Your basic progression, repeated repeatedly, creating a redundant redundancy. Fun frat dance thing with honky sax.

Don't Leave Me dotdotdot
Surf (Instrumental)

Really slow and pretty number, that could have been a vocal, but thankfully isn't. It's nice and moody and romantic in a sad sorta way. It doesn't really seem to go any where. Previously unreleased.

Rendezvous Rods dotdotdot
Club Surf (Instrumental)

Hinting of the Hollywood discos they would feature in with dance numbers and their lone hit Cinnamon Cider (also the name of the club they were a fixture at). Basic, ok, not great, and not at all surfy. The horns owed a lot to Chuck Rio's version of Mariachi. Introduced by Daws Butler, this is a sassy number employingshort busrt sax notes to create a quirky but fun tune. Again, the keyword is fun with the Pastel Six. In many ways, this is more like a Rumblers tune than the Pastel Six.

Strange Ghost dotdotdot
R&B (Instrumental)

Strange is right. Organ based, honky sax, quirky melody. It should be a post-modern lounge hit. It also has a similar sense to the Preps' "Moon Racers" were it morphed to keys and sax. Ominous and cool.
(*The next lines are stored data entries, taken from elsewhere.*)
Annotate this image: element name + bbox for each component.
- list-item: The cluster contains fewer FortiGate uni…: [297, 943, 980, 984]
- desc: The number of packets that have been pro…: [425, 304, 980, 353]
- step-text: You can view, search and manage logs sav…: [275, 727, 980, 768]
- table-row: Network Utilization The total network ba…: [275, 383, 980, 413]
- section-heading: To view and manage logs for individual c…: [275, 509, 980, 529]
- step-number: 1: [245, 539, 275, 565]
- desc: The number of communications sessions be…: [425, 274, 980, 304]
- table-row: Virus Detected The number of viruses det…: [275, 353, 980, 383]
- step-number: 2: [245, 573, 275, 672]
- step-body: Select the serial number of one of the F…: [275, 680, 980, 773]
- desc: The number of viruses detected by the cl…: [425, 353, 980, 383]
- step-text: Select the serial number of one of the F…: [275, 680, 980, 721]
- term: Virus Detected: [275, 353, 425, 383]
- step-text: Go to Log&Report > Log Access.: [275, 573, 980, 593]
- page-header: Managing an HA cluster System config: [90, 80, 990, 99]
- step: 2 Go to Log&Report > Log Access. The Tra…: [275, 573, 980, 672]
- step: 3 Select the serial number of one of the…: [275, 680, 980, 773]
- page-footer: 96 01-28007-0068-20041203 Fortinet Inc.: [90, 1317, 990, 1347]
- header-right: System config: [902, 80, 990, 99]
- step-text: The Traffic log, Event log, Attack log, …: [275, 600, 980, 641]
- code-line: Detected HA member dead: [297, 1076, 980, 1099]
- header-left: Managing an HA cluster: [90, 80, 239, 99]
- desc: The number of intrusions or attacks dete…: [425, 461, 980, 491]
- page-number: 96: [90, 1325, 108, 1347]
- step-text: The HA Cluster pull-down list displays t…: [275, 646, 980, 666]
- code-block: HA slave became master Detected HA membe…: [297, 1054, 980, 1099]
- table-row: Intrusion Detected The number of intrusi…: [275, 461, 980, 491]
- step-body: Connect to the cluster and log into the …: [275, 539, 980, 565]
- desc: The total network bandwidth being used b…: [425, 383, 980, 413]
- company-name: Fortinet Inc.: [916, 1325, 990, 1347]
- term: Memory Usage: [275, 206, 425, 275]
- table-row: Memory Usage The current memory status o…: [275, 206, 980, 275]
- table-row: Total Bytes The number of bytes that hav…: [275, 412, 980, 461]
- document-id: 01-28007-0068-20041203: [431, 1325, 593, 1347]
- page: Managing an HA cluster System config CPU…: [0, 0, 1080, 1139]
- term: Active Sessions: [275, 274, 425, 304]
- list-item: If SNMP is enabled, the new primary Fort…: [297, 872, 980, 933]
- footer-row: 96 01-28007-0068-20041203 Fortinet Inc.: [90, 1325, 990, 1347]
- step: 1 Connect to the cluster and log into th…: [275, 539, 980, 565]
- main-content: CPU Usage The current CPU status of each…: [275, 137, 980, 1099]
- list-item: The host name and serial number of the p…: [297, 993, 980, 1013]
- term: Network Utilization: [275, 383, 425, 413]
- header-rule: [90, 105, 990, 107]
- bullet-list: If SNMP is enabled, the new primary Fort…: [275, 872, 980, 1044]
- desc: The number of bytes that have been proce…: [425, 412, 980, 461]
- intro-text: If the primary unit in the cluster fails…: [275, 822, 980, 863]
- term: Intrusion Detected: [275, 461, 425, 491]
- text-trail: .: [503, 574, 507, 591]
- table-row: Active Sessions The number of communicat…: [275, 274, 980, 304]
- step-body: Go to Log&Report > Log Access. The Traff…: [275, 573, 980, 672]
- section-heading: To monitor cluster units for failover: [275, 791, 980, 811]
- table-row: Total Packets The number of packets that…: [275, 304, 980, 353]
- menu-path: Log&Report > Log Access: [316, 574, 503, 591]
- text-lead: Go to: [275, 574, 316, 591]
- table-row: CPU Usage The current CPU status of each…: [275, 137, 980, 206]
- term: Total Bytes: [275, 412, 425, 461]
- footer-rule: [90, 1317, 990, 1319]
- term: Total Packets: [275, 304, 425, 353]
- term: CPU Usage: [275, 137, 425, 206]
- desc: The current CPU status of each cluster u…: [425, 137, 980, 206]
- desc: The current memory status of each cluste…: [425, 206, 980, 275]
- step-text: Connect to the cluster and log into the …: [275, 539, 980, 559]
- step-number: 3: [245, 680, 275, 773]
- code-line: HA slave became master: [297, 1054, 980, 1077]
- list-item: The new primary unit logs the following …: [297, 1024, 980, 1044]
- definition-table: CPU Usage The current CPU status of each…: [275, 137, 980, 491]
Surfer Smooch aka Heidi dotdotdot
Surf (Instrumental)

Super slow surf guitar mood piece for the mating game. Pretty, nice, pleasant, and enjoyable. Previously unreleased.

Bandido dotdotdotdot
Surf (Instrumental)

This was the B-side to "Cinnamon Cinder," and has long been a fave of mine among the quirkier stranger instros I like. It's great to finally hear this is stereo and cleanly captured. It is am R&B club number with enough surf edge to make the cut. It slithers and slides through your singles disco of the sixties dreams. Sly Stone could have done this when he first started playing live in '65 at the Bay Area theme clubs. It is tribal and primal. Cool, cult hit of tomorrow.

Brahms' Nightmare dotdotdot
Surf (Instrumental)

Take Brahms' lullaby, speed it up plenty, and you get the picture. Cute, but not great.